Step 1 — Check connector status: GET /connectors/es-sink/status — look at both connector state and individual task states and error messages.

Step 2 — Check worker logs: grep -i "error|exception" connect-worker.log — look for deserialization errors, connection refused, or schema mismatch exceptions.

Step 3 — Restart failed tasks: POST /connectors/es-sink/tasks/0/restart (per task) or POST /connectors/es-sink/restart (all).

Step 4 — Configure dead-letter queue: Set errors.deadletterqueue.topic.name=es-sink-dlq so poison-pill records don't permanently block the connector.

Interview Questions

1. Explain the difference between a Worker, a Connector, and a Task in Kafka Connect.

A Worker is a JVM process that hosts the Connect runtime. A Connector is a logical configuration + plugin that defines an integration (but does not process data). A Task is the actual unit of work — a thread that polls data from a source or writes to a sink. One connector can spawn many tasks for parallelism, and those tasks run on workers.

2. How does Kafka Connect ensure fault tolerance without a centralized coordinator?

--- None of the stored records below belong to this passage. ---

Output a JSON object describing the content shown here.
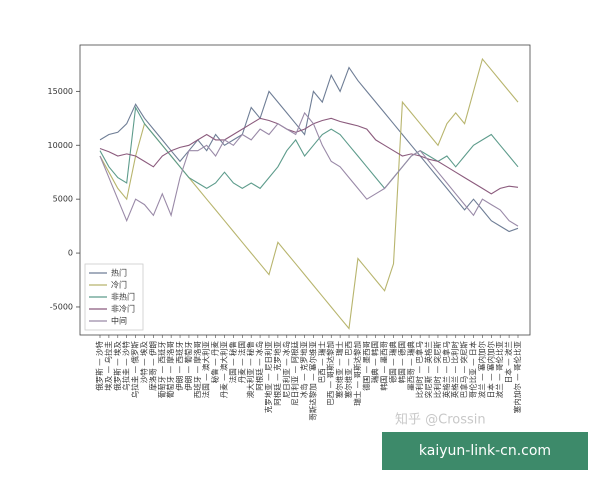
{
  "chart_data": {
    "type": "line",
    "categories": [
      "俄罗斯 — 沙特",
      "埃及 — 乌拉圭",
      "俄罗斯 — 埃及",
      "乌拉圭 — 沙特",
      "乌拉圭 — 俄罗斯",
      "沙特 — 埃及",
      "摩洛哥 — 伊朗",
      "葡萄牙 — 西班牙",
      "葡萄牙 — 摩洛哥",
      "伊朗 — 西班牙",
      "伊朗 — 葡萄牙",
      "西班牙 — 摩洛哥",
      "法国 — 澳大利亚",
      "秘鲁 — 丹麦",
      "丹麦 — 澳大利亚",
      "法国 — 秘鲁",
      "丹麦 — 法国",
      "澳大利亚 — 秘鲁",
      "阿根廷 — 冰岛",
      "克罗地亚 — 尼日利亚",
      "阿根廷 — 克罗地亚",
      "尼日利亚 — 冰岛",
      "尼日利亚 — 阿根廷",
      "冰岛 — 克罗地亚",
      "哥斯达黎加 — 塞尔维亚",
      "巴西 — 瑞士",
      "巴西 — 哥斯达黎加",
      "塞尔维亚 — 瑞士",
      "塞尔维亚 — 巴西",
      "瑞士 — 哥斯达黎加",
      "德国 — 墨西哥",
      "瑞典 — 韩国",
      "韩国 — 墨西哥",
      "德国 — 瑞典",
      "韩国 — 德国",
      "墨西哥 — 瑞典",
      "比利时 — 巴拿马",
      "突尼斯 — 英格兰",
      "比利时 — 突尼斯",
      "英格兰 — 巴拿马",
      "英格兰 — 比利时",
      "巴拿马 — 突尼斯",
      "哥伦比亚 — 日本",
      "波兰 — 塞内加尔",
      "日本 — 塞内加尔",
      "波兰 — 哥伦比亚",
      "日本 — 波兰",
      "塞内加尔 — 哥伦比亚"
    ],
    "series": [
      {
        "name": "热门",
        "color": "#6f7e96",
        "values": [
          10500,
          11000,
          11200,
          12000,
          13800,
          12500,
          11500,
          10500,
          9500,
          8500,
          9500,
          10500,
          9500,
          11000,
          10000,
          10500,
          11000,
          13500,
          12500,
          15000,
          14000,
          13000,
          12000,
          11000,
          15000,
          14000,
          16500,
          15000,
          17200,
          16000,
          15000,
          14000,
          13000,
          12000,
          11000,
          10000,
          9000,
          8000,
          7000,
          6000,
          5000,
          4000,
          5000,
          4000,
          3000,
          2500,
          2000,
          2300
        ]
      },
      {
        "name": "冷门",
        "color": "#b8b56e",
        "values": [
          9000,
          7500,
          6000,
          5000,
          9000,
          12000,
          11000,
          10000,
          9000,
          8000,
          7000,
          6000,
          5000,
          4000,
          3000,
          2000,
          1000,
          0,
          -1000,
          -2000,
          1000,
          0,
          -1000,
          -2000,
          -3000,
          -4000,
          -5000,
          -6000,
          -7000,
          -500,
          -1500,
          -2500,
          -3500,
          -1000,
          14000,
          13000,
          12000,
          11000,
          10000,
          12000,
          13000,
          12000,
          15000,
          18000,
          17000,
          16000,
          15000,
          14000
        ]
      },
      {
        "name": "非热门",
        "color": "#5e9c8c",
        "values": [
          9500,
          8000,
          7000,
          6500,
          13500,
          12000,
          11000,
          10000,
          9000,
          8000,
          7000,
          6500,
          6000,
          6500,
          7500,
          6500,
          6000,
          6500,
          6000,
          7000,
          8000,
          9500,
          10500,
          9000,
          10000,
          11000,
          11500,
          11000,
          10000,
          9000,
          8000,
          7000,
          6000,
          7000,
          8000,
          9000,
          9500,
          9000,
          8500,
          9000,
          8000,
          9000,
          10000,
          10500,
          11000,
          10000,
          9000,
          8000
        ]
      },
      {
        "name": "非冷门",
        "color": "#8b5b7d",
        "values": [
          9700,
          9400,
          9000,
          9200,
          9000,
          8500,
          8000,
          9000,
          9500,
          9800,
          10000,
          10500,
          11000,
          10500,
          10500,
          11000,
          11500,
          12000,
          12500,
          12300,
          12000,
          11500,
          11200,
          11500,
          12000,
          12300,
          12500,
          12200,
          12000,
          11800,
          11500,
          10500,
          10000,
          9500,
          9000,
          9200,
          9000,
          8700,
          8500,
          8000,
          7500,
          7000,
          6500,
          6000,
          5500,
          6000,
          6200,
          6100
        ]
      },
      {
        "name": "中间",
        "color": "#9a8aa8",
        "values": [
          9000,
          7000,
          5000,
          3000,
          5000,
          4500,
          3500,
          5500,
          3500,
          7000,
          9500,
          9500,
          10000,
          9000,
          10500,
          10000,
          11000,
          10500,
          11500,
          11000,
          12000,
          11500,
          11000,
          13000,
          12000,
          10000,
          8500,
          8000,
          7000,
          6000,
          5000,
          5500,
          6000,
          7000,
          8000,
          9000,
          9500,
          8500,
          7500,
          6500,
          5500,
          4500,
          3500,
          5000,
          4500,
          4000,
          3000,
          2500
        ]
      }
    ],
    "ylim": [
      -7600,
      19300
    ],
    "yticks": [
      -5000,
      0,
      5000,
      10000,
      15000
    ],
    "legend": "lower left"
  },
  "overlay": {
    "watermark": "知乎 @Crossin",
    "banner": "kaiyun-link-cn.com"
  }
}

Kafka Connect uses Kafka's own consumer group protocol for worker coordination — no separate ZooKeeper or coordinator process is needed. All state (configurations, offsets, status) is stored in replicated Kafka topics. When a worker fails, surviving workers detect it via heartbeat timeout, trigger a rebalance, and take over the failed worker's tasks by reading their last committed offsets from the connect-offsets topic.